Nes’egrinon screamed, “Now!” as he lifted then swung his staff down at the boy, pushing out all of the energy that he had been absorbing and holding. A giant flash of energy exploded out of his staff toward the one-armed boy. Kerlith and Bel each pointed at the boy from behind, attacking him with magic and the soldiers leapt at him with their swords.
The boy tried to quickly kneel into a defensive position but his lower legs were held tight and he began to lose his balance, flailing his single arm. He quickly formed a barrier of protection around himself, a thin blue orb of energy, as he tumbled. The soldiers were rebuffed when
they struck the orb but Nes’egrinon’s attack pierced it, disintegrating the shield. The boy fell back, landing hard on the ground and Bel poured all he had into one last ball of magic, speaking in the old tongue, “
The archmage stood over his son and said, “My son, I am sorry. I am truly sorry. I did not mean for things to happen as they have but dead or not you are still my son and you need a spanking.”

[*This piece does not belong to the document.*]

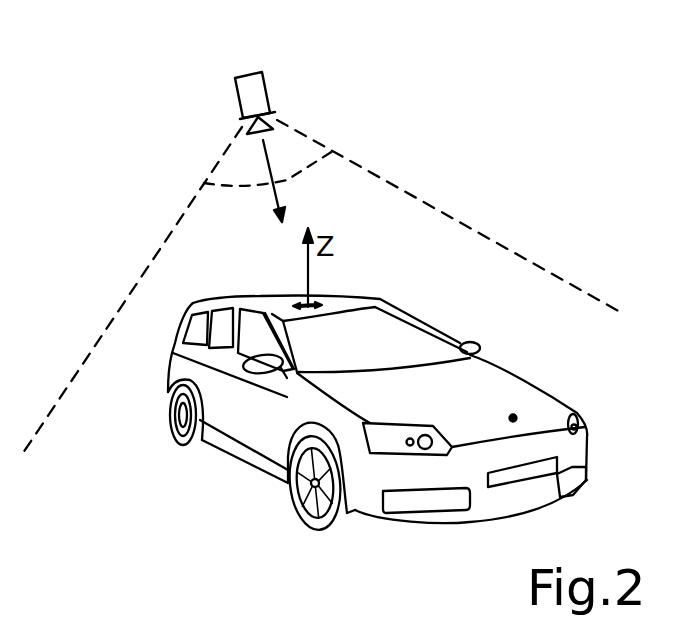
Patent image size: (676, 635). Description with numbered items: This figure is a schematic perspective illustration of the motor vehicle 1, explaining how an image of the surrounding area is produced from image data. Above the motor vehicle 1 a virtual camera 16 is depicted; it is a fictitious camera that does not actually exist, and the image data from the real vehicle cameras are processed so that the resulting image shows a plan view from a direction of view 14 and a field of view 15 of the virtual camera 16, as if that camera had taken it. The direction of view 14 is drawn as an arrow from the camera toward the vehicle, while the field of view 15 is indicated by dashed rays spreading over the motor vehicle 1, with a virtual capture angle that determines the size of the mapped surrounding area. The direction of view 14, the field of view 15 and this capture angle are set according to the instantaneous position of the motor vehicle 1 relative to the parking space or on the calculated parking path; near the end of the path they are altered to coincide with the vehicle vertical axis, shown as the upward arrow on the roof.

The motor vehicle 1 is at (497, 397).
The direction of view 14 is at (262, 150).
The field of view 15 is at (265, 140).
The virtual camera 16 is at (259, 94).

Bel and Kerlith looked at the old man, their eyes changed, their opinion and knowledge of the old man now broken. The old man was not who they thought he was. He had a son, secretly. All wizards, upon graduating from Lasaat took the oath to not marry or have children. Now here stood a wizard who not only had a son, but also somehow got him into Lasaat without the other masters knowing who the boy’s father was, then—and this was incredible—got his own son assigned to him as apprentice. The gears in their minds spun feverishly. To do all of that and then for the boy to die? That must have ripped the old man apart. No wonder he hadn’t taken an apprentice until now.
Dizziness spun Bel around and around and he realized that the spell drained him further than he thought. He reached out, grabbing Kerlith’s shoulder to steady himself.
The archmage spoke, “My son, now we will go on. If we fail then perhaps I will be joining you this day. If not and we succeed then it will not be long. I am old and have not much life left in me. I will join you, whether it is this day or another. We will speak and you will know my heart. I hope that one day you will forgive me for your death.” The old mage spoke to the others, “Come. We must go. Bel, Kerlith, drain him.”